In defense of art historians

I was glad to see Greg McElhatton’s critique of Marc-Antoine Mathieu’s The Museum Vaults: Excerpts from the Journal of an Expert (NBM), the second in a series of graphic novels inspired and sponsored by the Louvre. It’s a fascinating project, and I’m glad that NBM is offering the books in English. Unfortunately, I can’t share Greg’s enthusiasm for this installment.

It’s obviously a matter of taste, but I think the most effective satire comes at least partly from a place of affection. It’s a quality I find singularly lacking in Mathieu’s descent into the bowels of the museum and the psyches of its caretakers. While Mathieu cleverly (perhaps too cleverly) examines the contradictions and quirks of curatorial scholarship, there’s no flip side in evidence… no acknowledgement that these cultural repositories provide a vital resource and that the people who toil in them might do so out of a love for that culture.

It’s as though Mathieu’s critical lens is as myopic as the one he ascribes to the Kafkaesque bean-counters who absurdly and ineffectively tend and catalog the museum’s holdings. They’re just counting the dots in a Seurat painting instead of standing back and absorbing the cumulative effect, plodding down an obsessive-compulsive path that’s both endless and futile. It’s a bleak assessment and ultimately, I think, a false one.

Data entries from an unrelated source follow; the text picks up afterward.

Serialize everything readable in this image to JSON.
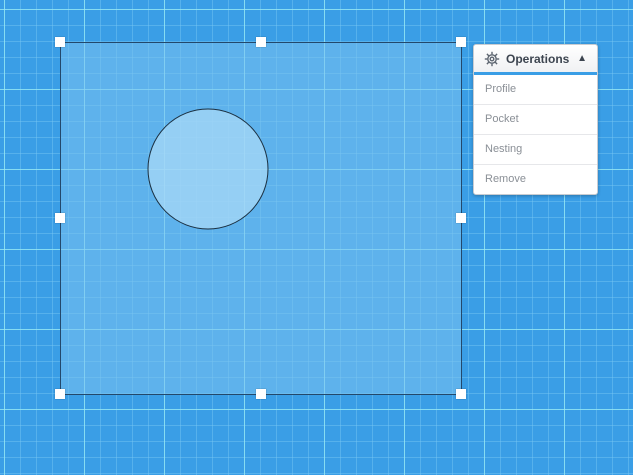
{
  "canvas": {
    "shape_fill": "#7cc3f0",
    "shape_stroke": "#23486b",
    "circle_fill": "#a8d8f7",
    "circle_stroke": "#1a2f40",
    "handle_color": "#ffffff"
  },
  "operations_menu": {
    "icon": "gear-icon",
    "title": "Operations",
    "caret": "▲",
    "items": [
      {
        "label": "Profile"
      },
      {
        "label": "Pocket"
      },
      {
        "label": "Nesting"
      },
      {
        "label": "Remove"
      }
    ]
  }
}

Of course, art is subjective, and it’s entirely possible that I’m misinterpreting Mathieu’s intent, or that I’m responding too severely to a level of satirical rigor that’s just not to my taste. I certainly share Greg’s appreciation of Mathieu’s skill as an illustrator and of the Louvre’s evident commitment to freedom of artistic expression. It’s just that Mathieu’s argument as I see it is shallow and too easily contradicted. The mere fact that the Louvre conceived of this graphic novel project, a synthesis of the contemporary and the classic, is telling enough, isn’t it?